Steven, paralysé par la peur, sombre psychologiquement au point d'être
incapable de fonctionner. Il ne procure donc aucun divertissement à ses
ravisseurs et n'apporte aucun soutien à ses compagnons captifs, Michael et
Nick.
Nick est profondément malheureux et angoissé, mais Michael le persuade
qu'il a une chance de survivre et même de s'échapper. Michael, malgré son
malheur, reste calme et calculateur, et élabore un plan audacieux pour
retourner la cruauté de ses ravisseurs contre eux. Une fois de plus, Michael
fait preuve de réalisme et d'une volonté inébranlable de faire le nécessaire,
même dans les circonstances les plus terribles.
Les trois amis parviennent à s'échapper, mais le réalisme et la
détermination de Michael doivent être tempérés par le dévouement de Nick à
l'amitié afin d'assurer la survie de Steven. Tous trois survivent, mais sont
séparés. On apprend qu'ils souffrent de blessures et de traumatismes de nature
et de gravité variables.
On retrouve Nick à l'hôpital. Profondément traumatisé, il a du mal à
communiquer et à fonctionner mentalement, bien que son corps soit indemne. Une
fois suffisamment rétabli pour sortir, il tente d'appeler Linda, mais abandonne
assez facilement. C'est un tournant pour Nick, qui semble tourner le dos à son
passé. Aucune explication directe n'est donnée, mais plusieurs facteurs ont pu
contribuer à ce changement radical.
Son service au Vietnam a profondément bouleversé sa vie. Avec ses sens
exacerbés et concentrés sur sa survie face à la menace quotidienne, il a
peut-être trouvé plus facile d'affronter le présent en faisant abstraction du
passé. Il se retrouve désormais dans un environnement totalement différent et
lointain, sans aucun lien avec son passé. Peut-être a-t-il le sentiment que sa
vie antérieure n'a plus d'importance face aux nouveaux défis qu'il doit relever
et aux choix qu'il doit faire en fonction de sa situation actuelle.
Il entend des coups de feu et est instantanément replongé dans les
souvenirs de son calvaire, lorsqu'il était forcé de jouer à la roulette russe.

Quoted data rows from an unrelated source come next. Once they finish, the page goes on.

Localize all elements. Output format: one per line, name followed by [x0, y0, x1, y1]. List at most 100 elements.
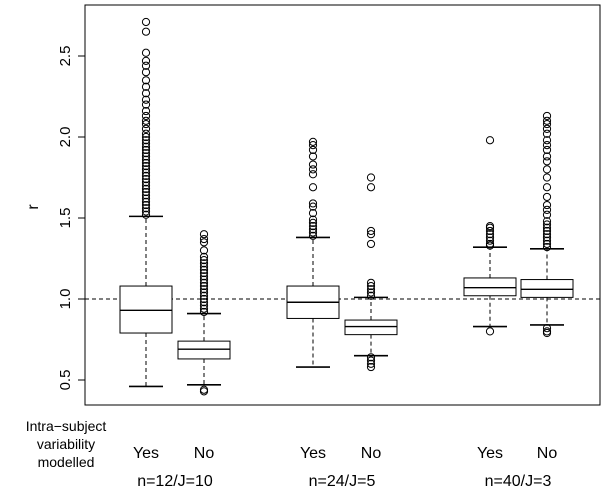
group-label: n=24/J=5 — [309, 473, 376, 490]
outlier-point — [199, 385, 209, 394]
outlier-point — [366, 281, 376, 291]
outlier-point — [141, 136, 151, 145]
outlier-point — [542, 165, 552, 174]
y-tick-label: 2.0 — [57, 127, 74, 148]
outlier-point — [308, 202, 318, 211]
outlier-point — [542, 111, 552, 121]
outlier-point — [141, 48, 151, 57]
outlier-point — [542, 136, 552, 145]
outlier-point — [542, 230, 552, 239]
box-body — [344, 319, 398, 336]
outlier-point — [141, 210, 151, 219]
outlier-point — [485, 222, 495, 231]
outlier-point — [366, 239, 376, 249]
row-header-line: modelled — [38, 454, 95, 470]
outlier-point — [199, 265, 209, 274]
row-header-line: variability — [37, 436, 95, 452]
outlier-point — [199, 238, 209, 247]
outlier-point — [141, 187, 151, 197]
outlier-point — [199, 272, 209, 281]
outlier-point — [141, 155, 151, 164]
outlier-point — [308, 222, 318, 231]
outlier-point — [141, 178, 151, 187]
box-3 — [286, 137, 340, 368]
outlier-point — [542, 200, 552, 210]
outlier-point — [308, 152, 318, 161]
outlier-point — [199, 259, 209, 268]
outlier-point — [141, 56, 151, 65]
y-tick-label: 1.5 — [57, 208, 74, 229]
outlier-point — [141, 162, 151, 171]
outlier-point — [542, 226, 552, 236]
outlier-point — [542, 141, 552, 150]
outlier-point — [485, 327, 495, 336]
outlier-point — [141, 200, 151, 210]
outlier-point — [308, 199, 318, 208]
outlier-point — [542, 157, 552, 166]
outlier-point — [542, 116, 552, 125]
outlier-point — [199, 252, 209, 261]
outlier-point — [199, 291, 209, 300]
outlier-point — [199, 246, 209, 255]
outlier-point — [542, 124, 552, 133]
outlier-point — [141, 197, 151, 206]
outlier-point — [542, 239, 552, 249]
category-label-yes: Yes — [133, 445, 159, 462]
row-header: Intra−subject variability modelled — [26, 418, 107, 470]
box-body — [119, 285, 173, 334]
box-body — [177, 340, 231, 360]
outlier-point — [199, 230, 209, 239]
outlier-point — [199, 387, 209, 396]
plot-frame — [84, 4, 601, 406]
outlier-point — [199, 298, 209, 307]
outlier-point — [199, 307, 209, 317]
outlier-point — [542, 152, 552, 161]
outlier-point — [141, 116, 151, 125]
outlier-point — [199, 256, 209, 265]
outlier-point — [542, 223, 552, 232]
outlier-point — [141, 181, 151, 190]
outlier-point — [141, 171, 151, 180]
outlier-point — [542, 210, 552, 219]
outlier-point — [141, 139, 151, 148]
outlier-point — [141, 132, 151, 142]
outlier-point — [485, 136, 495, 145]
outlier-point — [542, 220, 552, 229]
outlier-point — [141, 194, 151, 203]
outlier-point — [199, 275, 209, 284]
outlier-point — [308, 183, 318, 192]
category-label-yes: Yes — [300, 445, 326, 462]
outlier-point — [141, 168, 151, 177]
outlier-point — [141, 207, 151, 216]
y-axis-label: r — [25, 204, 42, 210]
box-body — [520, 279, 574, 298]
outlier-point — [308, 218, 318, 227]
category-label-no: No — [537, 445, 558, 462]
outlier-point — [199, 262, 209, 271]
outlier-point — [366, 291, 376, 300]
y-tick-label: 2.5 — [57, 46, 74, 67]
box-body — [463, 277, 517, 297]
outlier-point — [141, 17, 151, 27]
outlier-point — [199, 268, 209, 278]
outlier-point — [366, 226, 376, 236]
group-labels: n=12/J=10 n=24/J=5 n=40/J=3 — [137, 473, 551, 490]
outlier-point — [485, 236, 495, 245]
outlier-point — [141, 111, 151, 121]
outlier-point — [485, 239, 495, 249]
category-label-no: No — [194, 445, 215, 462]
outlier-point — [542, 205, 552, 214]
group-label: n=40/J=3 — [485, 473, 552, 490]
outlier-point — [308, 165, 318, 174]
y-tick-label: 0.5 — [57, 370, 74, 391]
outlier-point — [141, 204, 151, 213]
outlier-point — [366, 356, 376, 365]
y-tick-label: 1.0 — [57, 289, 74, 310]
outlier-point — [542, 243, 552, 252]
outlier-point — [485, 226, 495, 236]
box-5 — [463, 136, 517, 336]
outlier-point — [141, 184, 151, 193]
outlier-point — [542, 145, 552, 155]
outlier-point — [308, 228, 318, 237]
boxes — [119, 17, 574, 396]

Il découvre la partie en cours, organisée par des gangsters avec des
participants volontaires, et sa réaction est partagée entre répulsion et
fascination. Peut-être est-il attiré par ce jeu car tout paraît fade en
comparaison, la vie entière se réduisant à un choix et un acte simples,
directs, mais primordiaux. Pourtant, il perçoit aussi le gâchis et la dévalorisation
de la vie lorsque les spectateurs parient et cherchent à tirer profit de la
compulsion d'autrui à jouer avec sa propre vie. On le voit succomber à la
tentation et céder à ses démons intérieurs, poursuivi par Michael qui ne
parvient pas à le rattraper et à le protéger, et nous apprendrons bientôt que
Nick est porté disparu.
Conséquences
Michael rentre chez lui et retrouve ses amis, qui sont restés globalement
les mêmes, mais Michael n'est plus le même homme. Leurs rencontres sont
empreintes de gêne, car ils n'ont plus d'expériences communes à partager.
Michael a vu et fait des choses terribles – il semble souffrir de stress
post-traumatique – et ces expériences affectent sa perception et influencent sa
façon de réagir. Ayant vécu à un niveau d'intensité extrême, il a du mal à
reprendre des activités qui peuvent désormais lui paraître banales et
ennuyeuses, même si elles le comblaient avant son expérience au Vietnam.
Michael porte son uniforme militaire presque constamment, ce qui accentue le
changement dans sa vision des choses et son comportement, mais souligne aussi
la différence qui s'est installée entre lui et ses amis.
Une relation se noue avec Linda, mais elle est assombrie par ses scrupules
concernant Nick et les sentiments que Linda continue d'éprouver pour lui. Lors
d'une partie de chasse, Michael prend un cerf en chasse et le vise, mais il est
incapable de le tuer, peut-être parce qu'il a appris à apprécier la vie, toute
forme de vie.
Durant ce même voyage, Stanley menace Axel sur un ton badin avec un fusil,
se sentant investi d'un pouvoir immense. Axel ne prend pas la chose au sérieux,
mais Michael, consterné par la facilité et l'insouciance avec lesquelles
Stanley met sa vie en danger, lui fait goûter à la roulette russe pour lui
apprendre la valeur de la vie et le sens des responsabilités. Inutile de dire
que cela provoque une rupture dans leur amitié, alimentée par les différences
de perceptions, de valeurs et de perspectives forgées par l'expérience de
Michael au Vietnam, tandis que Stanley semble n'avoir ni mûri ni évolué.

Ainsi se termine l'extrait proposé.